The table below reveals the various orthologs of the c14orf119 protein. This table includes the date of divergence (DoD) from humans, in million years ago (MYA), accession number, and percent identity and similarity to humans for each ortholog.

C14orf119 Orthologs
| Genus and species | Common name | Taxonomy - Class | Taxonomy - Order | DoD (MYA) | Accession number | Sequence length (aa) | Percent identity | Percent Similarity |
|---|---|---|---|---|---|---|---|---|
| Homo sapiens | Human | Mammalia | Primates | 0 | NP_060394.1 | 140 | 100 | 100 |
| Mus musculus | Mouse | Mammalia | Rodentia | 89 | NP_067412.1 | 142 | 83.1 | 90.1 |
| Myotis brandtii | Brandt's Bat | Mammalia | Chiroptera | 94 | XP_005852873.1 | 141 | 86.5 | 90.8 |
| Callorhinus ursinus | Northern Fur Seal | Mammalia | Carnivora | 94 | XP_025726115.1 | 142 | 88 | 91.5 |
| Bos taurus | Cattle | Mammalia | Artiodactyla | 94 | XP_002690553.1 | 142 | 88 | 92.3 |
| Orycteropus afer afer | Aardvark | Mammalia | Tubulidentata | 102 | XP_007949377.1 | 140 | 85.1 | 89.4 |
| Python bivittatus | Burmese Python | Reptilia | Squamata | 318 | XP_007441564.1 | 156 | 47.8 | 60.2 |
| Podarcia muralis | Common Wall Lizard | Reptilia | Squamata | 318 | XP_028559108.1 | 115 | 51.8 | 63.8 |
| Nanorana parkeri | High Himalaya Frog | Amphibia | Anura | 351.7 | XP_018411628.1 | 115 | 45.7 | 60.7 |
| Larimichthys crocea | Marine Fish | Actinopterygii | Perciformes | 433 | XP_010740478.3 | 201 | 34.5 | 44.3 |
| Aethina tumida | Small Hive Beetle | Insecta | Coleoptera | 736 | XP_019869014.1 | 124 | 18.6 | 39.7 |
| Bombus terrestris | Buff-Tailed Bumblebee | Insecta | Hymenoptera | 736 | XP_020718687.1 | 125 | 19 | 36.1 |
| Photinus pyraliis | Common Eastern Firefly | Insecta | Coleoptera | 736 | XP_031358233.1 | 128 | 19.9 | 40.4 |
| Pieris rapae | Cabbage White Butterfly | Insecta | Lepidoptera | 736 | XP_022116245.1 | 180 | 20 | 38.4 |
| Nasonia vitripennis | Small Parasitoid Wasp | Insecta | Hymenoptera | 736 | XP_031785555.1 | 121 | 22.4 | 42.1 |
| Biomphalaria glabrata | Freshwater Snail | Gastropoda | Basommatophora | 736 | XP_013090201.1 | 113 | 31.7 | 46.2 |
| Aplysia californica | California Seahorse | Gastropoda | Anaspidea | 736 | XP_005112416.1 | 112 | 32.6 | 47.9 |

== Function/biochemistry ==
The function of the c14orf119 protein is not yet well understood by the scientific community.

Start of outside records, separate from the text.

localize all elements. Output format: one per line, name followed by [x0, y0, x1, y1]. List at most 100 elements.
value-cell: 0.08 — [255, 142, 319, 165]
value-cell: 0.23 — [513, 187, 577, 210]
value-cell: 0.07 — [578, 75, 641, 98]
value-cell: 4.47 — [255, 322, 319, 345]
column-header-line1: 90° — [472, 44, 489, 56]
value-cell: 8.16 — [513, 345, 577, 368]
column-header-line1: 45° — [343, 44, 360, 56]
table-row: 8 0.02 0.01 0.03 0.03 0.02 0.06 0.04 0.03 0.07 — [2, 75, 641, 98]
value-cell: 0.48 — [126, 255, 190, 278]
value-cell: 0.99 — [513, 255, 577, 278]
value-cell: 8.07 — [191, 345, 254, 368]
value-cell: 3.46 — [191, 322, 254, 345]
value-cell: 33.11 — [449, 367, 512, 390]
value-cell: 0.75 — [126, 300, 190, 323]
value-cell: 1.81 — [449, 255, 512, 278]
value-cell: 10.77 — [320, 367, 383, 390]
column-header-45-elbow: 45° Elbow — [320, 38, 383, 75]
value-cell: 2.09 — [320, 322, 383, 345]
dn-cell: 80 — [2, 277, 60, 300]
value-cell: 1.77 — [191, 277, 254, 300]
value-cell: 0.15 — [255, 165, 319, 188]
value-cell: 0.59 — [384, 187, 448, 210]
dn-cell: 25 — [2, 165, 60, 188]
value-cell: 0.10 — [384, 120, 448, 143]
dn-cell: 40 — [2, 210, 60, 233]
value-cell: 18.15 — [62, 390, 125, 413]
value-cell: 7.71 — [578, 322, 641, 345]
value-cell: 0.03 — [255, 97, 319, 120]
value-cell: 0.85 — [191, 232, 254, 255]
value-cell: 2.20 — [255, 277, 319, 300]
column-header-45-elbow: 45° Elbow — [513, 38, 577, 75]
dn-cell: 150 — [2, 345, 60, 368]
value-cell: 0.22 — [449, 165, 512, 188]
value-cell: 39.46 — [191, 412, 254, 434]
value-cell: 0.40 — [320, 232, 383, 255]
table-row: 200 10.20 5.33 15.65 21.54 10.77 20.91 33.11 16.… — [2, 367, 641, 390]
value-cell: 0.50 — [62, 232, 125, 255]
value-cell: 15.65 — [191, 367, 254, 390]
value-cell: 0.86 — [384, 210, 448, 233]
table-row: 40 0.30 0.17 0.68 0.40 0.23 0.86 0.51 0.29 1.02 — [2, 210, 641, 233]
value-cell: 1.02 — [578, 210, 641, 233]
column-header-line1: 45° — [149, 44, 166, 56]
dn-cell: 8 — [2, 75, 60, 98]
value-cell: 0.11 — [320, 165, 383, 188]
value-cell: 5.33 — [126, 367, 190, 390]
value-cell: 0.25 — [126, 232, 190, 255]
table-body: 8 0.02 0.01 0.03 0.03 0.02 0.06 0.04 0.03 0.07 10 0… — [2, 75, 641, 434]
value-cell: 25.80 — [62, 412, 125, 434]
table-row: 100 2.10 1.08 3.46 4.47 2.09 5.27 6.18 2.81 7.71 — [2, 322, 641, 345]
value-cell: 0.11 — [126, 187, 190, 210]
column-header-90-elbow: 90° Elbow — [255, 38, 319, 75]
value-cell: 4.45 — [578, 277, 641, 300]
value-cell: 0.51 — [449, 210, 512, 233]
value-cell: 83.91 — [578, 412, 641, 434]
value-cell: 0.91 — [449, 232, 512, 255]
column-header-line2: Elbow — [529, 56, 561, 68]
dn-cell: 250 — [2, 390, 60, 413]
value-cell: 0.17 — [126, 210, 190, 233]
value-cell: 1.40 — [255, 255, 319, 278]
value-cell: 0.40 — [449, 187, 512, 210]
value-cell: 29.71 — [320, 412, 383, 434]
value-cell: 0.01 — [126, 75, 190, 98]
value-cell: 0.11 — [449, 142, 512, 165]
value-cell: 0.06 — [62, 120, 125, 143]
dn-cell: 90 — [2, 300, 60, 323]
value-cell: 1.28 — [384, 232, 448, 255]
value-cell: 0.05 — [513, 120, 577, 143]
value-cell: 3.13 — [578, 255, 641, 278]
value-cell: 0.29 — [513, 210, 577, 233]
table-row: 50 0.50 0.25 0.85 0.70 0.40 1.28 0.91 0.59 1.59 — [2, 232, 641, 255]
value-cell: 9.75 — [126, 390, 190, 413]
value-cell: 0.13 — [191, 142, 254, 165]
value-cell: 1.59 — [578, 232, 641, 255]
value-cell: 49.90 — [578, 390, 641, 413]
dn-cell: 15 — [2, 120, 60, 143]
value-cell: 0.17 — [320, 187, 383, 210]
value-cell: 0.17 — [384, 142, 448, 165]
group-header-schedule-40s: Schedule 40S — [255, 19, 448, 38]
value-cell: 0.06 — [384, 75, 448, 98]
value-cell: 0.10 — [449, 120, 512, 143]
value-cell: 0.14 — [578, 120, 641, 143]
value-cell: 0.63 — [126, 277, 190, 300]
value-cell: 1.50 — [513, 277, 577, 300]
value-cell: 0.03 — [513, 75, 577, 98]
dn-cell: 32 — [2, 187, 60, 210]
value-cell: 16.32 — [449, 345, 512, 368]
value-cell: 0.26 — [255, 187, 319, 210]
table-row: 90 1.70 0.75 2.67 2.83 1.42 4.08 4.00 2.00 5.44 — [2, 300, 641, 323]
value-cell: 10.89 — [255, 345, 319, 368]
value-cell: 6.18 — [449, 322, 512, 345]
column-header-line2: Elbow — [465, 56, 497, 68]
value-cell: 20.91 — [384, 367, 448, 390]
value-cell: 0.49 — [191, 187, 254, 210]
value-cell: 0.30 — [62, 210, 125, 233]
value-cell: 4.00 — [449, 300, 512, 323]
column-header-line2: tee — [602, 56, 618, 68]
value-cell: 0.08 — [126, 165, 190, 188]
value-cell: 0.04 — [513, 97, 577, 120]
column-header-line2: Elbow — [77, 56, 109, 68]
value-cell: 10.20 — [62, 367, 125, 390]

== Interacting proteins ==
There are a number predicted interacting proteins found in Y2H screens, such as exportin 1 (XPO1), ras homolog family member U (RHOU), deoxyhypusine hydroxylase/monooxygenase (DOHH), hepatocyte nuclear factor 4, alpha (HNF4A), leukocyte receptor cluster member 1 (LENG1), and ubiquitin C (UBC).

== Clinical significance ==

=== Disease association ===
Expression of c14orf119 is decreased in individuals with systemic lupus erythematosus (SLE) when compared with healthy individuals. Furthermore, expression of c14orf119 is increased in individuals with various types of lymphomas when compared to healthy individuals.